Wednesday, September 22, 2010

First Annual International Pain Summit reemphasizes the 5th vital sign

---and several other provisions:

In its “Declaration that Access to Pain Management is a Fundamental Human Right,” delegates to the inaugural International Pain Summit proposed that all people:

1. Have a right to the access to pain management without discrimination.
2. Have a right to be both informed about how their pain can be assessed through the recording of a fifth vital sign, and informed about the possibilities for treatment.
3. Have a right to access an appropriate range of effective pain management strategies supported by policies and procedures appropriate for the particular setting of health care and the health professionals employing them.
4. Have a right to access appropriate medicines, including but not limited to opioids, and to access health professionals skilled in the use of such medicines.
5. Have a right to assessment and treatment by an appropriately educated and trained interdisciplinary team at all levels of care.
6. Have the right to a health policy framework that, in governing pain relief treatment in the social, economic and regulatory environment, is compassionate, empathetic and well-informed.
7. Have a right to access best-practice, non-medication methods of pain management (ranging from relaxation and physiotherapy methods to more complex cognitive behavioral treatment) and to specialist-performed interventional methods, depending upon resources of the country.
8. Have a right to be recognized as having a disease entity, requiring access to management akin to other chronic diseases.

Additionally, the declaration proposes that:

1. Healthcare professionals have an obligation to offer a patient in pain the management that would be offered by a reasonably careful and competent healthcare professional.
2. Governments and all healthcare institutions establish laws, policies and systems that will help promote — not inhibit — access to pain management.


When the nurse calls and says a patient's BP is 70/50 I know I have to drop what I'm doing and go attend to that patient immediately, because that patient is in trouble. When the nurse calls and says a patient is voicing “ten out of ten pain” the same onus is on me, but the patient may or may not be in any distress. We all use the numeric pain scale because Joint Commission and our institutional policies say we have too, but at the same time we know (most of us, anyway) that the scale is subjective and, in most cases, meaningless.

This initiative, with apologies to Yogi Berra, is Déjà vu all over again.
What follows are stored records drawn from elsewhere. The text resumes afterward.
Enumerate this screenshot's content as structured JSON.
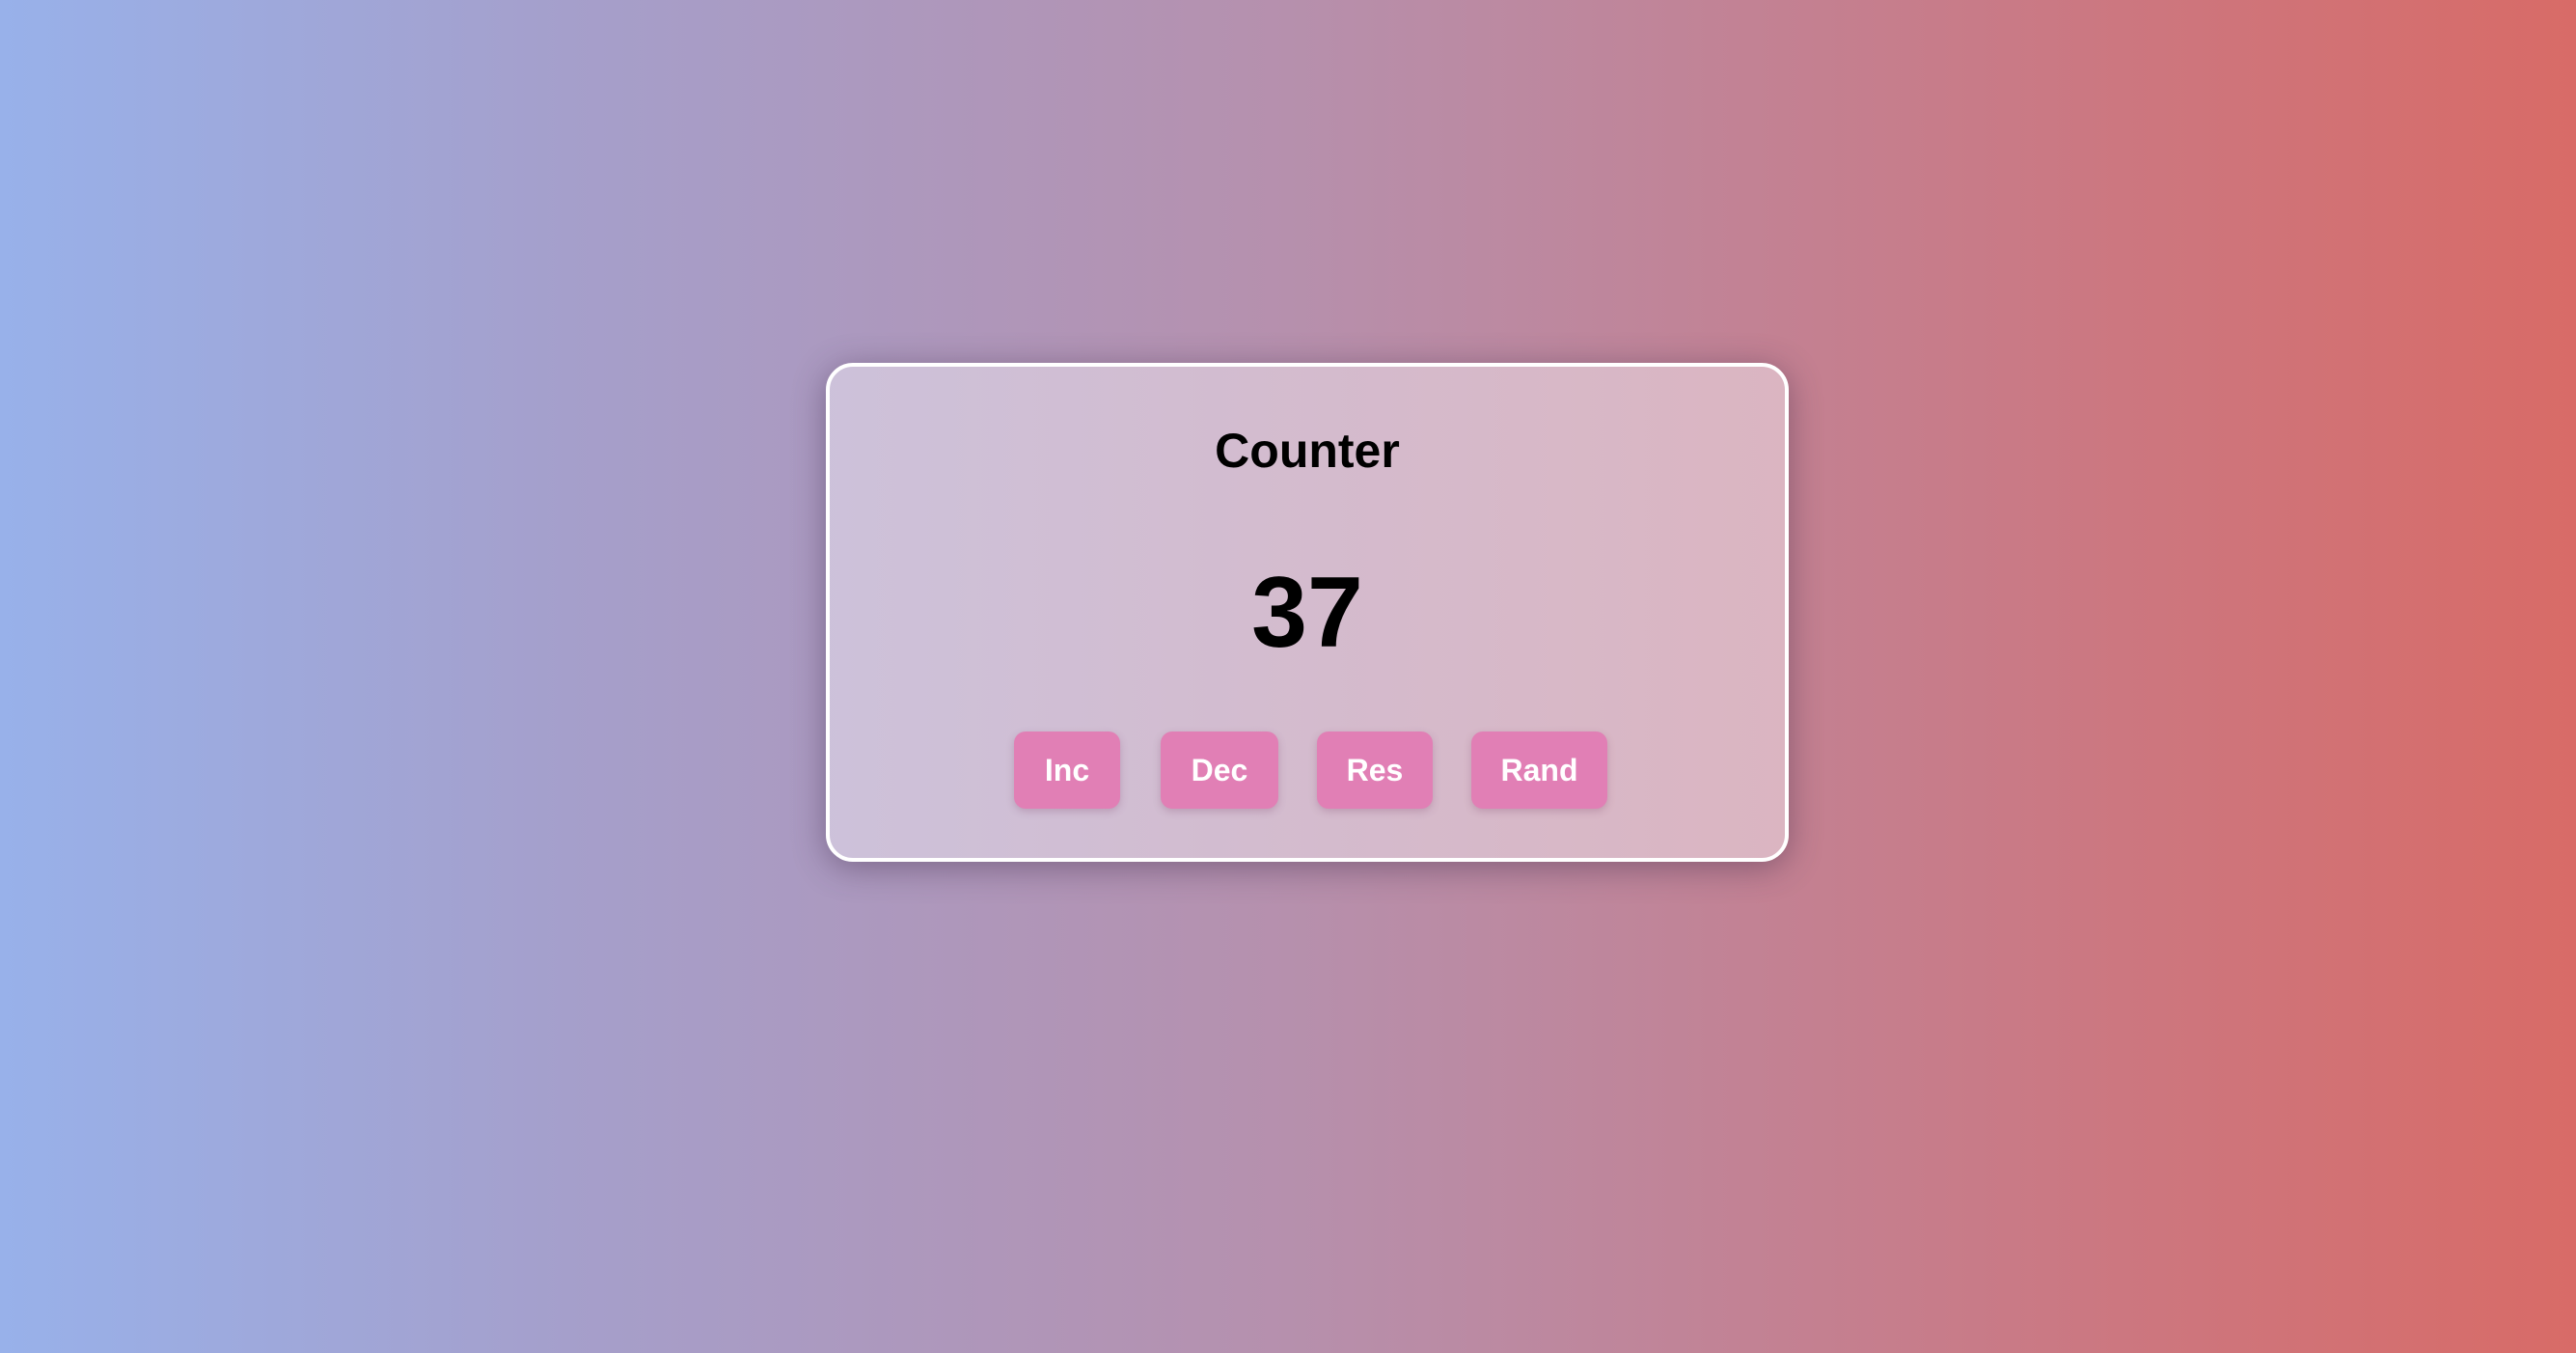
{
  "counter": {
    "title": "Counter",
    "value": "37",
    "buttons": {
      "inc": "Inc",
      "dec": "Dec",
      "res": "Res",
      "rand": "Rand"
    }
  },
  "colors": {
    "gradient_start": "#98b1ea",
    "gradient_end": "#d86b67",
    "button": "#e17fb5",
    "card_border": "#ffffff"
  }
}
A pain management movement of sorts gained traction in the US around 1999 with the recognition that we weren't treating pain well. Unfortunately the corrective efforts that ensued were driven more by public pressure than science, and the “education” delivered to doctors was about 80% dogma-based medicine.
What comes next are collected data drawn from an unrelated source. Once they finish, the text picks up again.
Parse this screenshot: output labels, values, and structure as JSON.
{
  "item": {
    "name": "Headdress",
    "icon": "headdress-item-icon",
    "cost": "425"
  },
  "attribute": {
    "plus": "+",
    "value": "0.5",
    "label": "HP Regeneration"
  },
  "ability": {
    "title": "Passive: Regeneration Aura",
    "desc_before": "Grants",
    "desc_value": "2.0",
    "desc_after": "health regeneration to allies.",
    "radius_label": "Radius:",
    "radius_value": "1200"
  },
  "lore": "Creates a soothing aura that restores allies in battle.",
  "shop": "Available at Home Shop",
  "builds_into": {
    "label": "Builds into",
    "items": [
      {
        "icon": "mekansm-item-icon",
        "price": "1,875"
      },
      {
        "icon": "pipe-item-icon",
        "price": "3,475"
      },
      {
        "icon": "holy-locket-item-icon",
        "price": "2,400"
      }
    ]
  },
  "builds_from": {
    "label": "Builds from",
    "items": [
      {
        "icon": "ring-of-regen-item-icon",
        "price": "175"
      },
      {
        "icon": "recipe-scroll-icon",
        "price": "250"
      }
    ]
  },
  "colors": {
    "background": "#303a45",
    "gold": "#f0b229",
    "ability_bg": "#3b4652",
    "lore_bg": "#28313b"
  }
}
The unintended consequences have since been realized. Epidemiologic and research evidence has uncovered patient deaths attributable to the changes in pain treatment strategies.
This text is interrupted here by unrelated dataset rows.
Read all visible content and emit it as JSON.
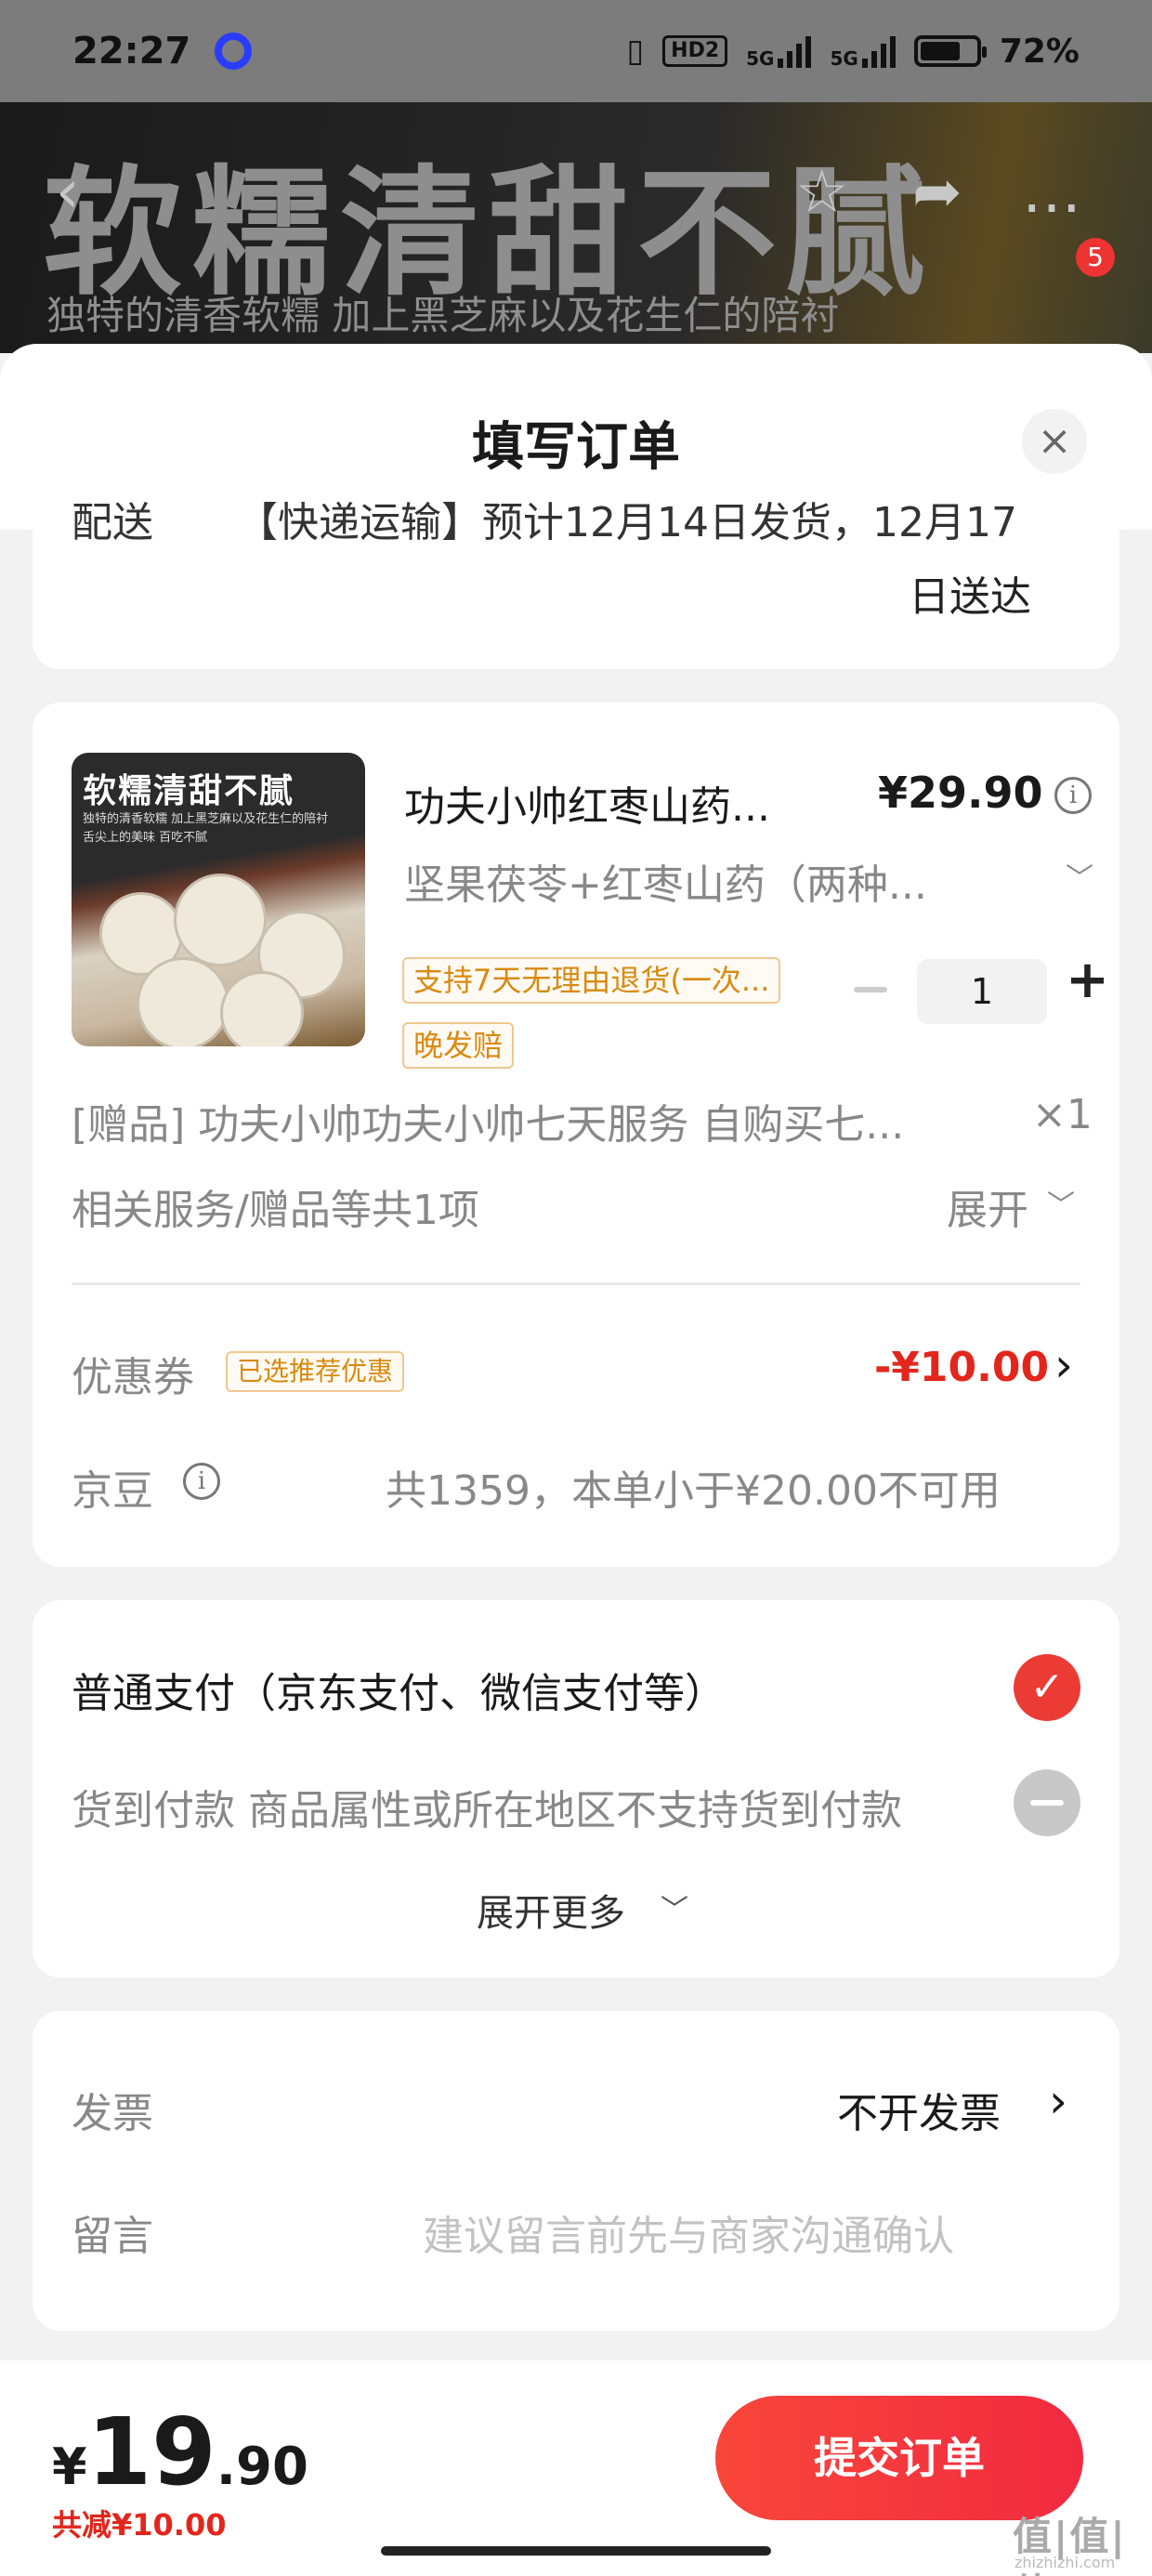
{
  "status_bar": {
    "time": "22:27",
    "hd_label": "HD2",
    "net1_label": "5G",
    "net2_label": "5G",
    "battery": "72%",
    "battery_level": 0.72
  },
  "banner": {
    "headline": "软糯清甜不腻",
    "subline": "独特的清香软糯 加上黑芝麻以及花生仁的陪衬",
    "cart_badge": "5",
    "icons": [
      "back-arrow-icon",
      "star-icon",
      "share-icon",
      "more-icon"
    ]
  },
  "sheet": {
    "title": "填写订单",
    "close_symbol": "×"
  },
  "delivery": {
    "label_partial": "配送",
    "method_partial": "【快递运输】预计12月14日发货，12月17",
    "date_end": "日送达"
  },
  "product": {
    "image_title": "软糯清甜不腻",
    "image_caption": "独特的清香软糯 加上黑芝麻以及花生仁的陪衬\n舌尖上的美味 百吃不腻",
    "name": "功夫小帅红枣山药...",
    "price": "¥29.90",
    "spec": "坚果茯苓+红枣山药（两种...",
    "return_tag": "支持7天无理由退货(一次...",
    "late_tag": "晚发赔",
    "quantity": "1",
    "plus": "+"
  },
  "gift": {
    "text": "[赠品]  功夫小帅功夫小帅七天服务 自购买七...",
    "count": "×1"
  },
  "services": {
    "summary": "相关服务/赠品等共1项",
    "expand_label": "展开"
  },
  "coupon": {
    "label": "优惠券",
    "tag": "已选推荐优惠",
    "amount": "-¥10.00",
    "arrow": "›"
  },
  "jingdou": {
    "label": "京豆",
    "info": "共1359，本单小于¥20.00不可用"
  },
  "payment": {
    "options": [
      {
        "label": "普通支付（京东支付、微信支付等）",
        "selected": true
      },
      {
        "label": "货到付款  商品属性或所在地区不支持货到付款",
        "selected": false
      }
    ],
    "expand_more": "展开更多"
  },
  "invoice": {
    "label": "发票",
    "value": "不开发票",
    "arrow": "›"
  },
  "message": {
    "label": "留言",
    "placeholder": "建议留言前先与商家沟通确认"
  },
  "footer": {
    "currency": "¥",
    "total_int": "19",
    "total_dec": ".90",
    "reduced": "共减¥10.00",
    "submit": "提交订单"
  },
  "watermark": {
    "text": "值|值|值",
    "sub": "zhizhizhi.com"
  },
  "colors": {
    "accent": "#ec3b35",
    "tag_orange": "#d98a10"
  }
}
We need to be constantly looking for better ways to treat pain but it needs to be driven by science, not activism. With this new initiative I'm concerned we may be exacerbating this decade old safety problem just when we were beginning to get a handle on it.

This is one of those rare instances when I'm going to have to disagree with Wesley Smith, who alerted me to the pain summit. I think I know where he's coming from---consistently adequate pain control for patients with advanced illnesses might lower the demand for assisted suicide and euthanasia. I am in sympathy with that view, but there have to be better ways of fixing the problem.